Avec la pandémie, les ITMAV ne peuvent plus se rendre à domicile chez les aînés plus vulnérables. Sabrina Ruiz utilise plus que jamais le téléphone pour écouter et aider sa clientèle.
Avec la pandémie, les ITMAV ne peuvent plus se rendre à domicile chez les aînés plus vulnérables. Sabrina Ruiz utilise plus que jamais le téléphone pour écouter et aider sa clientèle.

Travailleuse de rue pour aînés: Sabrina Ruiz est là pour les personnes âgées

Laura Lévesque
Laura Lévesque
Le Quotidien
Des aînés se sont parfois comportés en adolescents, dans les dernières semaines, en ne respectant pas les règles de confinement. « Travailleuse de rue » pour personnes âgées, Sabrina Ruiz les défend. Celle qui porte officiellement le titre d’intervenante de travail de milieu auprès des aînés vulnérables (ITMAV) rappelle que cette génération a traversé plusieurs bouleversements sociétaux.

« Les aînés ont eu des réactions différentes à ce que les gens s’attendaient d’eux. Et ça nous a déstabilisés, cette réaction adolescente », constate Mme Ruiz.

« Mais ce n’est pas qu’ils ne comprennent pas ce qui se passe. Ils comprennent très bien. Ce sont des personnes qui ont vécu plusieurs choses dans leur vie, des choses difficiles. Cette génération, l’avant baby boom, a appris à se débrouiller seule dans la vie, avec peu de filet social. Ils ont connu des guerres, des crises économiques. Pour eux, ce qui se passe, c’est un problème parmi tant d’autres », analyse-t-elle.

Sabrina Ruiz fait partie de ces « travailleuses de rue pour aînés » qui courent normalement les bibliothèques, les centres commerciaux et les cafés pour rejoindre cette clientèle plus vulnérable. Pandémie oblige, elle a dû revoir ses façons de faire pour soutenir les personnes âgées, et même revoir sa mission principale, qui est de briser leur isolement social.

« Notre service est encore assez méconnu. En plus d’aller à la rencontre de ces personnes dans les différents endroits publics, on fait affaire avec les pharmacies et les organismes, qui nous réfèrent pour aller les aider. Que ce soit pour socialiser, pour les aider à se retrouver dans la paperasse d’un service gouvernemental », décrit Mme Ruiz.

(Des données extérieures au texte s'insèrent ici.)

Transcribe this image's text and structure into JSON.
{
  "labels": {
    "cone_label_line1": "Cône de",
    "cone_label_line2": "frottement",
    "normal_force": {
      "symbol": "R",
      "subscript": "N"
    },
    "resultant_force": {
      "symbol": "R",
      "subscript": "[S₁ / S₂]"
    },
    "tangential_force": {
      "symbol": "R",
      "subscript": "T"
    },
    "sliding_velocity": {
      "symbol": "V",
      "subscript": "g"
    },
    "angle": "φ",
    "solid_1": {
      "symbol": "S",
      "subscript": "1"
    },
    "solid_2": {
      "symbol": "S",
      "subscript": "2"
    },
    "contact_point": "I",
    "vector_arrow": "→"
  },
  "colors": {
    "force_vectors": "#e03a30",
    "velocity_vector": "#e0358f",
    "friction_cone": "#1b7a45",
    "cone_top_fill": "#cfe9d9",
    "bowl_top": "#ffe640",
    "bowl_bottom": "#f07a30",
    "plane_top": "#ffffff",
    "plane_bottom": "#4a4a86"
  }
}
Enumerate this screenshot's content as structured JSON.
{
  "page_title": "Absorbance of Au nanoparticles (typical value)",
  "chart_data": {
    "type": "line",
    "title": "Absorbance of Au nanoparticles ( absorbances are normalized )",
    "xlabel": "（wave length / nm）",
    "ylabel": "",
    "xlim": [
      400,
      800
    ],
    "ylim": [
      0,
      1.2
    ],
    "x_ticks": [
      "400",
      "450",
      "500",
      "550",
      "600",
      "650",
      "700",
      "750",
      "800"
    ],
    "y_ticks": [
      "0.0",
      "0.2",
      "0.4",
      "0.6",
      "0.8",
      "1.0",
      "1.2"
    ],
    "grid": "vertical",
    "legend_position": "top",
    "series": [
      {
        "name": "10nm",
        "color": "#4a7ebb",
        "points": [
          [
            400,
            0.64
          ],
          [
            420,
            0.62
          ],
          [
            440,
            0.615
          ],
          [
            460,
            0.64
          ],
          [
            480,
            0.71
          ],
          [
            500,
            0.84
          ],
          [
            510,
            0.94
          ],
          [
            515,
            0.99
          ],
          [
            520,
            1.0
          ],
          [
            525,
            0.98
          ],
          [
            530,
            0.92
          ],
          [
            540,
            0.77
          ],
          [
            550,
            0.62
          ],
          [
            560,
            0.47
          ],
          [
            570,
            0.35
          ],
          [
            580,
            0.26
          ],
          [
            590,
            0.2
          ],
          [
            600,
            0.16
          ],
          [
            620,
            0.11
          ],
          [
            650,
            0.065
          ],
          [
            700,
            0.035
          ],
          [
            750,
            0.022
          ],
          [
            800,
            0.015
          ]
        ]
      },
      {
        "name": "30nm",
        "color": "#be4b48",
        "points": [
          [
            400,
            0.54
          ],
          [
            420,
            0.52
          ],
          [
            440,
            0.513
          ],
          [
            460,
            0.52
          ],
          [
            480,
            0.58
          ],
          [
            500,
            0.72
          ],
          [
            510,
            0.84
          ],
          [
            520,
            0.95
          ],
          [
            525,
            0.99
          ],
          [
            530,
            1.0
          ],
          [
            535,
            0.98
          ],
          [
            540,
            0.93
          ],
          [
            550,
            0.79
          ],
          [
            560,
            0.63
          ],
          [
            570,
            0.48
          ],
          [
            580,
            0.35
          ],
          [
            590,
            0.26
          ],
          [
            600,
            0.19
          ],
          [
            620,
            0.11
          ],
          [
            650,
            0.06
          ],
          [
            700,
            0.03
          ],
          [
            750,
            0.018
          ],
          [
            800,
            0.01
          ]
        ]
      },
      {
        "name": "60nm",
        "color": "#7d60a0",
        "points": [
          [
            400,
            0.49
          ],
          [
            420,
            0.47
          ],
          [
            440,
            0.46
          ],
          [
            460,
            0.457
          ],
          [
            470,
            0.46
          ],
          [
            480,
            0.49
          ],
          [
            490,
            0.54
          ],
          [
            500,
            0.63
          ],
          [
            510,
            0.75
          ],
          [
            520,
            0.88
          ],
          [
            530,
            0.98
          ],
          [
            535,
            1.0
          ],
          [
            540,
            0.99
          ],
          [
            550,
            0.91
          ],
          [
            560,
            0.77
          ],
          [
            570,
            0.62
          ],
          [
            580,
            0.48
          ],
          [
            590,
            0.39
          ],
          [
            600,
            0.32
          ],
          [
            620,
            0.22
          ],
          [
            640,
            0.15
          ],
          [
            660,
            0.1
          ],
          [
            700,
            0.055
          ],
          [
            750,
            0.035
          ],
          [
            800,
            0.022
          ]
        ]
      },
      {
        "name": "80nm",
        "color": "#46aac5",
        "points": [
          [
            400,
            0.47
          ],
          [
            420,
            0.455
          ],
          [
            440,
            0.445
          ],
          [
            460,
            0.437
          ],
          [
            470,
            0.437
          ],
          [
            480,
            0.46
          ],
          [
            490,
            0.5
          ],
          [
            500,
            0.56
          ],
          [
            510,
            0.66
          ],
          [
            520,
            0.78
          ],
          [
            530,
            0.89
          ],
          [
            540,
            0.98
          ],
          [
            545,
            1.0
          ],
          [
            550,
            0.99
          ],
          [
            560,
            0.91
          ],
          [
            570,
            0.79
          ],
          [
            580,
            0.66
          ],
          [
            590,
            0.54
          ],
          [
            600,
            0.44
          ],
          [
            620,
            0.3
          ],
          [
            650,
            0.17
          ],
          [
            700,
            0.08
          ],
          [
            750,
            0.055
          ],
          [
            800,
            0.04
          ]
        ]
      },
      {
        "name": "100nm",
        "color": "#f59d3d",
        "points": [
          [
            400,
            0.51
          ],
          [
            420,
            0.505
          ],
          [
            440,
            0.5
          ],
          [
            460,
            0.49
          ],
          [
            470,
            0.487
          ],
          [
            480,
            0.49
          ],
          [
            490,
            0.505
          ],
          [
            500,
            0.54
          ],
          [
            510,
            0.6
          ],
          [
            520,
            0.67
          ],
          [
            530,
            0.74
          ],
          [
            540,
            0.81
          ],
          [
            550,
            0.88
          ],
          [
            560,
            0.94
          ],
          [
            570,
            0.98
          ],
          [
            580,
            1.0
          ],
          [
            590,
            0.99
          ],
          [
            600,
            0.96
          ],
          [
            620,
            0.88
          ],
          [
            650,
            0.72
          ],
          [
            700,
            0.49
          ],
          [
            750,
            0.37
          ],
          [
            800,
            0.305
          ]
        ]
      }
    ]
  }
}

Sabrina Ruiz est une intervenante de travail de milieu auprès des aînés vulnérables (ITMAV), aussi surnommée travailleuse de rue pour personnes âgées.

« Mais avec la directive qu’on ne peut plus aller dans les lieux publics et à domicile, on fait du travail par téléphone. Je suis là pour les gens qui ont besoin d’écoute, de parler, de savoir quel organisme peut les aider pendant cette crise. »

Depuis le début de la crise, Sabrina Ruiz s’implique dans la livraison de la popote roulante pour pallier le manque de bénévoles pour ce service normalement tenu à bout de bras par des gens de plus de 70 ans.

« On laisse les plats sur le balcon. Ce service permettait aux gens d’avoir un peu de visite, un deux minutes de discussion qui faisait du bien. Il faut dire que ces personnes, qui reçoivent la popote, ce sont souvent les plus vulnérables. Ce ne sont pas elles qu’on voit dans les centres d’achats. C’est déstabilisant de voir la dame de 85 ans qui te fait un pouce en l’air et des coucous par la fenêtre. Mais ce petit sourire fait du bien en ces temps de crise », témoigne-t-elle.

Réduire l’angoisse

Certaines personnes âgées plus vulnérables se sont aussi montrées angoissées par la crise qui secoue toute la planète. Sabrina Ruiz, comme les autres ITMAV du Québec, encourage de plus en plus les aînés à délaisser la télévision et les chaînes de nouvelles en continu.

« Écouter la télévision toute la journée, ça augmente l’angoisse, en effet. Ce qu’on fait , ces temps-ci, est de monter une nouvelle routine, un quotidien pour ces gens. On propose des horaires. Par exemple, prendre une heure pour faire une marche, faire une nouvelle recherche Internet pour trouver une recette, parler à quelqu’un au téléphone.

Les ITMAV sont toujours associés à un organisme communautaire du milieu. Mme Ruiz est intégrée au Service des aides familiales de La Baie. Plus de 120 organismes au Québec offrent un service de « travailleurs de rue » pour aînés vulnérables.